Sam’s notebook: “Easter / Sailed early for Santiago. Rough. Arr. 3 p.m. at the Morro Castle. Prado. Queen’s …. [Square] Well kept cats & dogs. No smoking” [NB 45 TS 8].
Sam’s ship log: “Easter Sunday, March 30. Sailed for Santiago de Cuba. Reasonably rough, but not rougher, perhaps, than the seas which had driven us to refuge.
Arrived, 3 p.m., at the Moro, the fortress which overhangs the mouth of the narrow gut up which Hobson groped his way & tried to obstruct it by sinking his coal-ship across it. It takes a military eduction to know why our navy didn’t go ashore with a basket of doughnuts & batter that old shack down.
Meandered (it is the right word, for it is a crooked gut) up and anchored before Santiago.
Went ashore & had a hot walk with members of the gang through the slum-end of the town.
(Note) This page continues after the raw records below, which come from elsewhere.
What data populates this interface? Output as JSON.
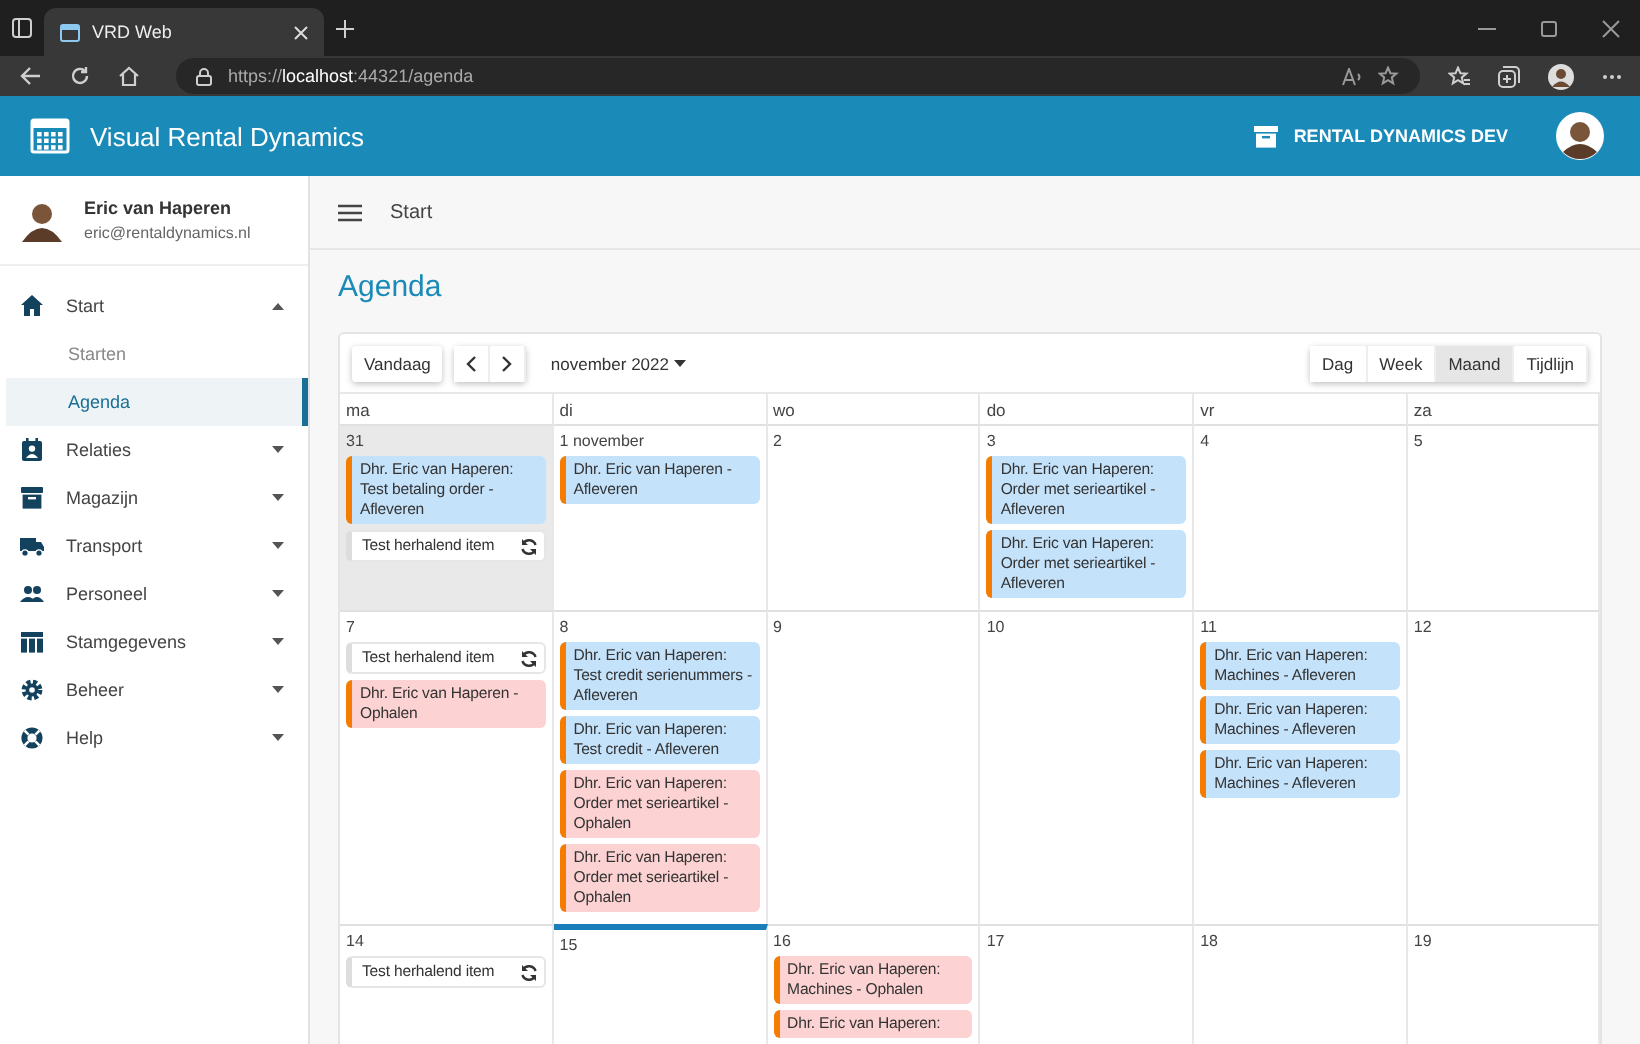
{
  "browser": {
    "tab_title": "VRD Web",
    "url": "https://**localhost**:44321/agenda"
  },
  "app_bar": {
    "title": "Visual Rental Dynamics",
    "environment": "RENTAL DYNAMICS DEV"
  },
  "user": {
    "name": "Eric van Haperen",
    "email": "eric@rentaldynamics.nl"
  },
  "nav": [
    {
      "label": "Start",
      "selected": false,
      "expanded": true,
      "children": [
        {
          "label": "Starten",
          "selected": false
        },
        {
          "label": "Agenda",
          "selected": true
        }
      ]
    },
    {
      "label": "Relaties",
      "selected": false,
      "expanded": false
    },
    {
      "label": "Magazijn",
      "selected": false,
      "expanded": false
    },
    {
      "label": "Transport",
      "selected": false,
      "expanded": false
    },
    {
      "label": "Personeel",
      "selected": false,
      "expanded": false
    },
    {
      "label": "Stamgegevens",
      "selected": false,
      "expanded": false
    },
    {
      "label": "Beheer",
      "selected": false,
      "expanded": false
    },
    {
      "label": "Help",
      "selected": false,
      "expanded": false
    }
  ],
  "breadcrumb": "Start",
  "page_title": "Agenda",
  "calendar": {
    "today_button": "Vandaag",
    "period": "november 2022",
    "views": [
      {
        "label": "Dag",
        "selected": false
      },
      {
        "label": "Week",
        "selected": false
      },
      {
        "label": "Maand",
        "selected": true
      },
      {
        "label": "Tijdlijn",
        "selected": false
      }
    ],
    "weekdays": [
      "ma",
      "di",
      "wo",
      "do",
      "vr",
      "za"
    ],
    "weeks": [
      {
        "days": [
          {
            "label": "31",
            "outside": true,
            "today": false,
            "events": [
              {
                "kind": "delivery",
                "text": "Dhr. Eric van Haperen: Test betaling order - Afleveren"
              },
              {
                "kind": "recurring",
                "text": "Test herhalend item"
              }
            ]
          },
          {
            "label": "1 november",
            "outside": false,
            "today": false,
            "events": [
              {
                "kind": "delivery",
                "text": "Dhr. Eric van Haperen - Afleveren"
              }
            ]
          },
          {
            "label": "2",
            "outside": false,
            "today": false
          },
          {
            "label": "3",
            "outside": false,
            "today": false,
            "events": [
              {
                "kind": "delivery",
                "text": "Dhr. Eric van Haperen: Order met serieartikel - Afleveren"
              },
              {
                "kind": "delivery",
                "text": "Dhr. Eric van Haperen: Order met serieartikel - Afleveren"
              }
            ]
          },
          {
            "label": "4",
            "outside": false,
            "today": false
          },
          {
            "label": "5",
            "outside": false,
            "today": false
          }
        ]
      },
      {
        "days": [
          {
            "label": "7",
            "outside": false,
            "today": false,
            "events": [
              {
                "kind": "recurring",
                "text": "Test herhalend item"
              },
              {
                "kind": "pickup",
                "text": "Dhr. Eric van Haperen - Ophalen"
              }
            ]
          },
          {
            "label": "8",
            "outside": false,
            "today": false,
            "events": [
              {
                "kind": "delivery",
                "text": "Dhr. Eric van Haperen: Test credit serienummers - Afleveren"
              },
              {
                "kind": "delivery",
                "text": "Dhr. Eric van Haperen: Test credit - Afleveren"
              },
              {
                "kind": "pickup",
                "text": "Dhr. Eric van Haperen: Order met serieartikel - Ophalen"
              },
              {
                "kind": "pickup",
                "text": "Dhr. Eric van Haperen: Order met serieartikel - Ophalen"
              }
            ]
          },
          {
            "label": "9",
            "outside": false,
            "today": false
          },
          {
            "label": "10",
            "outside": false,
            "today": false
          },
          {
            "label": "11",
            "outside": false,
            "today": false,
            "events": [
              {
                "kind": "delivery",
                "text": "Dhr. Eric van Haperen: Machines - Afleveren"
              },
              {
                "kind": "delivery",
                "text": "Dhr. Eric van Haperen: Machines - Afleveren"
              },
              {
                "kind": "delivery",
                "text": "Dhr. Eric van Haperen: Machines - Afleveren"
              }
            ]
          },
          {
            "label": "12",
            "outside": false,
            "today": false
          }
        ]
      },
      {
        "days": [
          {
            "label": "14",
            "outside": false,
            "today": false,
            "events": [
              {
                "kind": "recurring",
                "text": "Test herhalend item"
              }
            ]
          },
          {
            "label": "15",
            "outside": false,
            "today": true
          },
          {
            "label": "16",
            "outside": false,
            "today": false,
            "events": [
              {
                "kind": "pickup",
                "text": "Dhr. Eric van Haperen: Machines - Ophalen"
              },
              {
                "kind": "pickup",
                "text": "Dhr. Eric van Haperen:"
              }
            ]
          },
          {
            "label": "17",
            "outside": false,
            "today": false
          },
          {
            "label": "18",
            "outside": false,
            "today": false
          },
          {
            "label": "19",
            "outside": false,
            "today": false
          }
        ]
      }
    ]
  }
}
Uninviting & uninteresting. The people seemed poor, but they were well fed. Dogs & cats ditto.
Then to the prosperous quarters & examined the outside of a church where Columbus rested his bones for a while—a one night stand, I think.
The Queen’s Garden. Pretty, & full of well dressed women & children.
Finally to the imitation-Prado by the beach, & saw fashion do its possible. Mostly blacks, & modifications of that color.
NO SMOKING.
There was no such sign up, but 6 cigars would cover the output visible.
Returned to the yacht. Cool & pleasant there.
San Juan Hill in view. Rice & the Colonel [Paine] visited it.
The surrounding hills seem bare, all the visible country aspects melancholy & unseductive [MTP].
Livy’s diary: “Mrs Ruth McEnery Stuart & her son came for luncheon & dinner & spent the night. Jervis
came for the night” [MTP: DV161]. Note: Ruth McEnery Stuart (1856-1917), poet and author.